La conversazione nell’era digitale è un testo che fornisce in modo estremamente esauriente una serie di importanti nozioni sul funzionamento del cervello e della comunicazione, in particolare su come la tecnologia stia modificando le nostre competenze sociali.
Il titolo stesso ci fornisce un immediato spunto di riflessione, ovvero aiuta a comprendere che se da un lato la comunicazione grazie alle nuove tecnologie viene estremamente facilitata e semplificata, dall’altro il fenomeno della conversazione subisce una serie di sottrazioni paralinguistiche fondamentali per l’evoluzionismo filantropico.
Non è mia intenzione aprire l’ennesima polemica sugli aspetti negativi per la psiche umana di questo impoverimento comunicativo, mi propongo soltanto di attivare un forte pensiero critico rispetto al fenomeno. Per fare ciò è necessario avere accesso ad una serie di informazioni sul funzionamento della mente.
Con concetti semplici ed efficaci, fruibili anche ai “non addetti ai lavori”, ma utilissimo se adottato dai professionisti del settore, questo manuale fornisce una prima rassegna di teorie sullo sviluppo, filogenetico e ontogenetico, della psiche sociale e del cervello relazionale.

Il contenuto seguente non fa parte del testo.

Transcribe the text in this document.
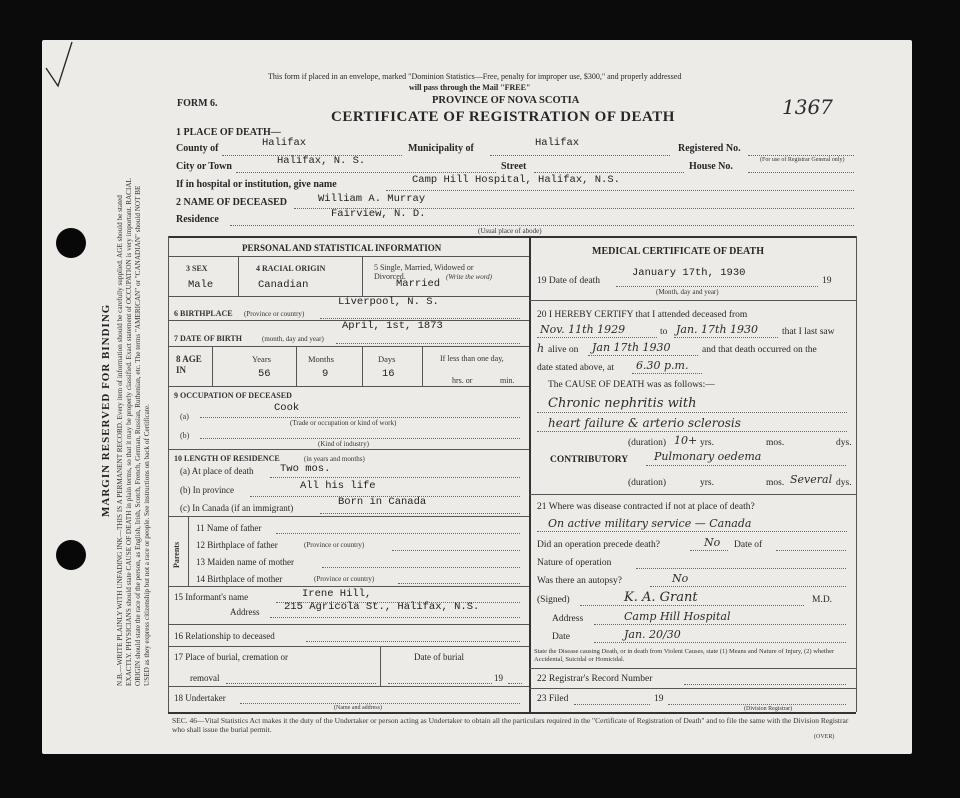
MARGIN RESERVED FOR BINDING N.B.—WRITE PLAINLY WITH UNFADING INK—THIS IS A PERMANENT RECORD. Every item of information should be carefully supplied. AGE should be stated EXACTLY. PHYSICIANS should state CAUSE OF DEATH in plain terms, so that it may be properly classified. Exact statement of OCCUPATION is very important. RACIAL ORIGIN should state the race of the person, as English, Irish, Scotch, French, German, Russian, Ruthenian, etc. The terms "AMERICAN" or "CANADIAN" should NOT BE USED as they express citizenship but not a race or people. See instructions on back of Certificate.
This form if placed in an envelope, marked "Dominion Statistics—Free, penalty for improper use, $300," and properly addressed
will pass through the Mail "FREE"
PROVINCE OF NOVA SCOTIA
FORM 6.
CERTIFICATE OF REGISTRATION OF DEATH	1367
1 PLACE OF DEATH—
County of	Halifax	Municipality of	Halifax	Registered No.
(For use of Registrar General only)
City or Town	Halifax, N. S.	Street	House No.
If in hospital or institution, give name	Camp Hill Hospital, Halifax, N.S.
2 NAME OF DECEASED	William A. Murray
Residence	Fairview, N. D.
(Usual place of abode)
PERSONAL AND STATISTICAL INFORMATION
3 SEX
Male
4 RACIAL ORIGIN
Canadian
5 Single, Married, Widowed or
Divorced.
Married
(Write the word)
Liverpool, N. S.
6 BIRTHPLACE (Province or country)
April, 1st, 1873
7 DATE OF BIRTH	(month, day and year)
8 AGE IN
Years
56
Months
9
Days
16
If less than one day,
hrs. or	min.
9 OCCUPATION OF DECEASED
Cook
(a)
(Trade or occupation or kind of work)
(b)
(Kind of industry)
10 LENGTH OF RESIDENCE	(in years and months)
(a) At place of death	Two mos.
(b) In province	All his life
(c) In Canada (if an immigrant)	Born in Canada
Parents
11 Name of father
12 Birthplace of father	(Province or country)
13 Maiden name of mother
14 Birthplace of mother	(Province or country)
15 Informant's name	Irene Hill,
Address 215 Agricola St., Halifax, N.S.
16 Relationship to deceased
17 Place of burial, cremation or
removal
Date of burial
19
18 Undertaker
(Name and address)
MEDICAL CERTIFICATE OF DEATH
19 Date of death
January 17th, 1930
19
(Month, day and year)
20 I HEREBY CERTIFY that I attended deceased from
Nov. 11th 1929	to Jan. 17th 1930	that I last saw
h alive on Jan 17th 1930	and that death occurred on the
date stated above, at 6.30 p.m.
The CAUSE OF DEATH was as follows:—
Chronic nephritis with
heart failure & arterio sclerosis
(duration) 10+ yrs.	mos.	dys.
CONTRIBUTORY Pulmonary oedema
(duration)	yrs.	mos. Several dys.
21 Where was disease contracted if not at place of death?
On active military service — Canada
Did an operation precede death?	No Date of
Nature of operation
Was there an autopsy?	No
(Signed)	K. A. Grant	M.D.
Address	Camp Hill Hospital
Date	Jan. 20/30
State the Disease causing Death, or in death from Violent Causes, state (1) Means and Nature of Injury, (2) whether Accidental, Suicidal or Homicidal.
22 Registrar's Record Number
23 Filed	19
(Division Registrar)
SEC. 46—Vital Statistics Act makes it the duty of the Undertaker or person acting as Undertaker to obtain all the particulars required in the "Certificate of Registration of Death" and to file the same with the Division Registrar who shall issue the burial permit.
(OVER)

Una volta creato un framework teorico, il lettore avrà la possibilità di riflettere sui processi psicologici e le funzioni mentali che vengono attivati, o disattivati, dinanzi a questo nuovo adattamento (o disadattamento); ed è proprio nell’ultimo capitolo che l’Autrice si sofferma sulla necessità di recuperare quelle competenze sociali che costituiscono da sempre la base di uno dei bisogni primari dell’essere umano, quello della socializzazione: funzioni metacognitive e metaemotive, accudimento ed empatia, condivisione, trasmissione analogica delle emozioni e degli affetti.

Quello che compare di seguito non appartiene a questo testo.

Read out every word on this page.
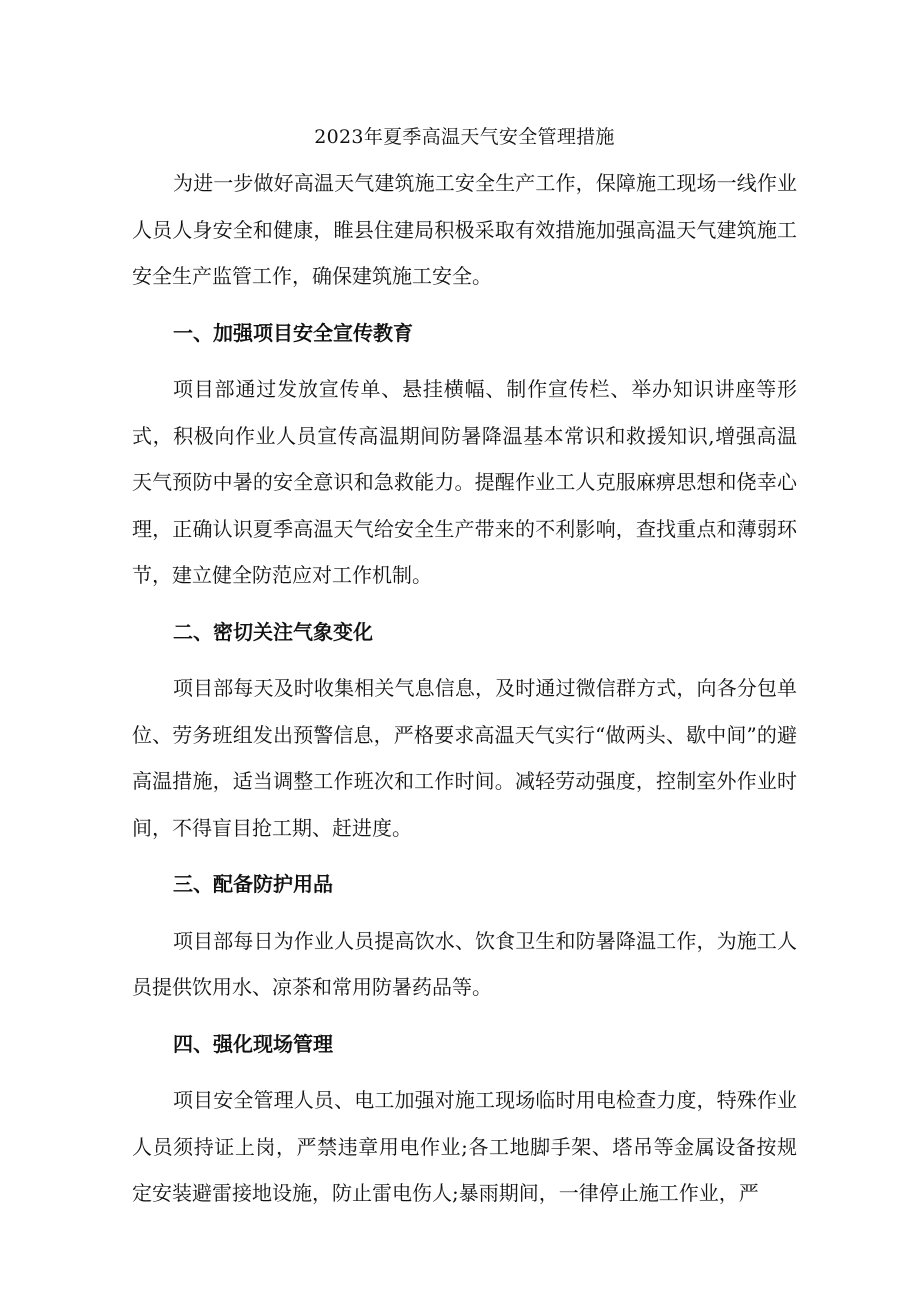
2023年夏季高温天气安全管理措施

为进一步做好高温天气建筑施工安全生产工作，保障施工现场一线作业人员人身安全和健康，睢县住建局积极采取有效措施加强高温天气建筑施工安全生产监管工作，确保建筑施工安全。

一、加强项目安全宣传教育

项目部通过发放宣传单、悬挂横幅、制作宣传栏、举办知识讲座等形式，积极向作业人员宣传高温期间防暑降温基本常识和救援知识,增强高温天气预防中暑的安全意识和急救能力。提醒作业工人克服麻痹思想和侥幸心理，正确认识夏季高温天气给安全生产带来的不利影响，查找重点和薄弱环节，建立健全防范应对工作机制。

二、密切关注气象变化

项目部每天及时收集相关气息信息，及时通过微信群方式，向各分包单位、劳务班组发出预警信息，严格要求高温天气实行“做两头、歇中间”的避高温措施，适当调整工作班次和工作时间。减轻劳动强度，控制室外作业时间，不得盲目抢工期、赶进度。

三、配备防护用品

项目部每日为作业人员提高饮水、饮食卫生和防暑降温工作，为施工人员提供饮用水、凉茶和常用防暑药品等。

四、强化现场管理

项目安全管理人员、电工加强对施工现场临时用电检查力度，特殊作业人员须持证上岗，严禁违章用电作业;各工地脚手架、塔吊等金属设备按规定安装避雷接地设施，防止雷电伤人;暴雨期间，一律停止施工作业，严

L’interazione, in fisica, viene definita come
la reciproca azione fra le particelle, corpi o sistemi, che porta a una modifica del loro stato e della loro energia. (Vocabolario Treccani)
Il cervello, in psicologia, viene considerato come un sistema che per sopravvivere deve scambiare energia con gli altri sistemi, se questo non avviene si raggiungerebbe uno stato definito entropia della mente (Scrimali T., 2006).
Il libro spiega, quindi, la necessità di contrastare l’impoverimento dell’interazione, di recuperare le sue originali connotazioni non verbali.
L’argomento è estremamente attuale e si affianca ai numerosi progetti di psicoeducazione volti a prevenire e gestire non solo le dipendenze dalle nuove tecnologie, ma soprattutto a modificare l’aridità comunicativa che caratterizza le nuove generazioni nel rapporto con i pari e con le figure di attaccamento.
Un libro piacevole da leggere, interessante dal punto di vista teorico e accademico, di ispirazione dal punto di vista dell’intervento professionale.